CREATE TABLE IF NOT EXISTS `ab_med` (
  `med_id` bigint(20) NOT NULL AUTO_INCREMENT,
  `med_title` varchar(200) DEFAULT NULL,
  `med_posted_date` varchar(200) DEFAULT NULL,
  `med_company_name` varchar(200) DEFAULT NULL,
  `med_experience` varchar(200) DEFAULT NULL,
  `med_salary` varchar(200) DEFAULT NULL,
  `med_city` varchar(200) DEFAULT NULL,
  `med_description_short` text,
  `med_details_link` varchar(500) DEFAULT NULL,
  `med_from_city_type` int(1) NOT NULL DEFAULT '1',
  `med_from_city` varchar(255) DEFAULT NULL,
  `med_collected_time` datetime DEFAULT NULL,
  `med_status` int(1) NOT NULL,
  PRIMARY KEY (`med_id`),
  KEY `MedCity` (`med_city`),
  KEY `MedTitle` (`med_title`),
  KEY `MedCompany` (`med_company_name`),
  KEY `MedExperience` (`med_experience`),
  KEY `med_details_link` (`med_details_link`),
  FULLTEXT KEY `med_index` (`med_title`,`med_company_name`,`med_description_short`)
) ENGINE=MyISAM  DEFAULT CHARSET=latin1 AUTO_INCREMENT=639295 ;

There are around 0.5 million records. A user can search using 2 fields:

  1. Keyword
  2. Location

Keyword is looked into med_title, med_company_name, med_description_short, med_city as per the score.

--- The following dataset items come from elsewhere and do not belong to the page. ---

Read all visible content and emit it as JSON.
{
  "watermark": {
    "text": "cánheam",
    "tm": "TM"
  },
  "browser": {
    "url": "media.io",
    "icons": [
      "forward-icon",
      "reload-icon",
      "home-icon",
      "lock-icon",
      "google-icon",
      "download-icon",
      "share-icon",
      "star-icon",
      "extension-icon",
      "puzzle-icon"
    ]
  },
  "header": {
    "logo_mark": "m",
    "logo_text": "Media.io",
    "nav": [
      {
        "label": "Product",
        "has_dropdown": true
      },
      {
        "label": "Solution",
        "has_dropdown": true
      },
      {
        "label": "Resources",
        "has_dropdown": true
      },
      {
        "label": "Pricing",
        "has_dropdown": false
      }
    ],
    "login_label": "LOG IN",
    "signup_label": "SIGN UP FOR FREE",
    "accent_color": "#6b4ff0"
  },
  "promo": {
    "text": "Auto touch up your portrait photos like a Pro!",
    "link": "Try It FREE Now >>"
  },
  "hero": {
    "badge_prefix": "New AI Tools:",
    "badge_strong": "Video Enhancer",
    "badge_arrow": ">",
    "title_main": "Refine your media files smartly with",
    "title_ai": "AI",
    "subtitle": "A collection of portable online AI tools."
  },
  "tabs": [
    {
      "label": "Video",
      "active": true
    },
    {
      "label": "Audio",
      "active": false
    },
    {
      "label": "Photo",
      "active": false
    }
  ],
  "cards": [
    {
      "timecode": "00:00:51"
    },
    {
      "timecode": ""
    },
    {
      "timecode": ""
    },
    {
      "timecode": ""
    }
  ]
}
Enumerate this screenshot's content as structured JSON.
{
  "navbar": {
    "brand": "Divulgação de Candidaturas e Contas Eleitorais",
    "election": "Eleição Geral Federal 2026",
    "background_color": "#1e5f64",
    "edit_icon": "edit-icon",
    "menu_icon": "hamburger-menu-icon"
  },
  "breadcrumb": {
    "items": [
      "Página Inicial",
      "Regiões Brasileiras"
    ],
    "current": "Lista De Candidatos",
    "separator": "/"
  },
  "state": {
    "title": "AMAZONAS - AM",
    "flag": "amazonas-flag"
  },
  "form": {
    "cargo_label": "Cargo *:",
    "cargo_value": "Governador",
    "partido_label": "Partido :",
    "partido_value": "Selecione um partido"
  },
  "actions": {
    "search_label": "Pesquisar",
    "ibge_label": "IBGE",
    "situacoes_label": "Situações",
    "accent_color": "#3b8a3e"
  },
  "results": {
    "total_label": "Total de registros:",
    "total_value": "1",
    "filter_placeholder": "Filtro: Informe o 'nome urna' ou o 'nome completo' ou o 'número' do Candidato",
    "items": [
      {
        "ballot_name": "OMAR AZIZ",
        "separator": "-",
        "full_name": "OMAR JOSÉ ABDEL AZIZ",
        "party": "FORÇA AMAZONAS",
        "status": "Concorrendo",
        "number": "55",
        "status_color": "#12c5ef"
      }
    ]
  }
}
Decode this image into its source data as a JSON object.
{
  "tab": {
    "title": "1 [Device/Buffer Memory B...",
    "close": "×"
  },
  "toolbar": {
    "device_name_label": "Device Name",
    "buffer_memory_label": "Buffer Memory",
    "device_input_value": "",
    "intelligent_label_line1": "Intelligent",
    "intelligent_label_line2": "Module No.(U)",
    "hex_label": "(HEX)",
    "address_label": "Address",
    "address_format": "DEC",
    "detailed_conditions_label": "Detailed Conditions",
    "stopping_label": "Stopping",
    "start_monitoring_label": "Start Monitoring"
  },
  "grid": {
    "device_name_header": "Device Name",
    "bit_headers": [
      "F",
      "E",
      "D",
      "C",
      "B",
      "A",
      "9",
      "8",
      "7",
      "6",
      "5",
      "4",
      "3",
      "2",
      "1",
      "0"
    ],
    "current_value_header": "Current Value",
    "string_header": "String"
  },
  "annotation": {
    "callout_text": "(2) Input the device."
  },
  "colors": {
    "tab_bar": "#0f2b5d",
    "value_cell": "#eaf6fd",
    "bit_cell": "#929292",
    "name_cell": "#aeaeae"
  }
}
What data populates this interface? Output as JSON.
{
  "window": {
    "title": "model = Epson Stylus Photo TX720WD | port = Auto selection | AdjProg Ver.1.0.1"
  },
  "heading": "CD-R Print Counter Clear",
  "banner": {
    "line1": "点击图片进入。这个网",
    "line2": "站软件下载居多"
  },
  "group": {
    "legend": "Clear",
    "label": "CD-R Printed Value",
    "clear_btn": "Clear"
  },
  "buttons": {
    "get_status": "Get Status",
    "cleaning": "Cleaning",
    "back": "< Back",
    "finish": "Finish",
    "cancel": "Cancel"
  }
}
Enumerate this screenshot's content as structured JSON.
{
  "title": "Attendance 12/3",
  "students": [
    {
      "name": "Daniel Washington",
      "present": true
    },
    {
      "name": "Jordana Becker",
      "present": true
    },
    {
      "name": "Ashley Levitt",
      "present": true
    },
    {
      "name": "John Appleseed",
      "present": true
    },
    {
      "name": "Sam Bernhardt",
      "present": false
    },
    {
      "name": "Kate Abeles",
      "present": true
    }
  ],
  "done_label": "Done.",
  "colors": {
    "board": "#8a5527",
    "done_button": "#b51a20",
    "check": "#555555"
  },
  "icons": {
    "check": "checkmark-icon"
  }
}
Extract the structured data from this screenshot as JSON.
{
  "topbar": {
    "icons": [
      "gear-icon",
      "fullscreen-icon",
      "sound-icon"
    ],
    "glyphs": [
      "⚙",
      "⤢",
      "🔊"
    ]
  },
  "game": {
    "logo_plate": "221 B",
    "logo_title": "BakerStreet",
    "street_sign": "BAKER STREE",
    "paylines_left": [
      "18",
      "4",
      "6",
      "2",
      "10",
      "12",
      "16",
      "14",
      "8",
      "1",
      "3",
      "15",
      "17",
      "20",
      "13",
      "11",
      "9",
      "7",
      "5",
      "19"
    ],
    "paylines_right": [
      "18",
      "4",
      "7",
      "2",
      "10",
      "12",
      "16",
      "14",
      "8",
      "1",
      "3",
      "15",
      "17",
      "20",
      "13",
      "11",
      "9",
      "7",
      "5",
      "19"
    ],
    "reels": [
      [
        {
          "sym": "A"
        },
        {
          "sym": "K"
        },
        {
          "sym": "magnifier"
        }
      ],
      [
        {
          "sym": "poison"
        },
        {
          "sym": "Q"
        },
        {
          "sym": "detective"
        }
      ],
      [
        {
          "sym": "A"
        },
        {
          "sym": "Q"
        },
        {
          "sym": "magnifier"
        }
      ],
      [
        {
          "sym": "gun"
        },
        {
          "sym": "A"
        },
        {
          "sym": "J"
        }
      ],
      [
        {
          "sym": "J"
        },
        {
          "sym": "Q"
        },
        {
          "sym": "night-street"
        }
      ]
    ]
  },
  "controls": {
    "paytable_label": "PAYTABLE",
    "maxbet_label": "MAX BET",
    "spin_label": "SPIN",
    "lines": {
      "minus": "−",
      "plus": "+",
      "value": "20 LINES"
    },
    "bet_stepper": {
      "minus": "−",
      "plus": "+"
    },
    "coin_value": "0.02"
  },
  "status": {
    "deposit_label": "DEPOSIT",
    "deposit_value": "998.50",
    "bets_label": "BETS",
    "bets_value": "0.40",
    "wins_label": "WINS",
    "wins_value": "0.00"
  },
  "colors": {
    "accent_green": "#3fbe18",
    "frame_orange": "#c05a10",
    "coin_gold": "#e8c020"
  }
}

Location is looked into med_city

I've used full text mysql search but I need the most recent entries to show up with better score. I'm not getting the SQL query for it. I'm using the following SQL query:

SELECT distinct(med_details_link),med_id,med_title,med_posted_date,med_company_name,med_description_short,med_from_city,med_experience,med_city,med_collected_time,MATCH (med_title,med_company_name,med_description_short) AGAINST ('+hello +world' IN BOOLEAN MODE) as score
FROM ab_med
WHERE MATCH (med_title,med_company_name,med_description_short) AGAINST ('+hello +world' IN BOOLEAN MODE) order by med_id desc limit 1000

Suppose I search for "hello world", I understand that there should be weight based on:

  1. title would have highest weight
  2. company name will have weight less than title but more than description
  3. description will have least weight

Please help in getting a SQL query to consider all these weights and search efficiently.


Solution

  • Consider turning to Sphinx to get a satisfactory solution to this problem.

    With 5 million rows, and the requirements you have, the performance of MySQL fulltext search will be disappointing.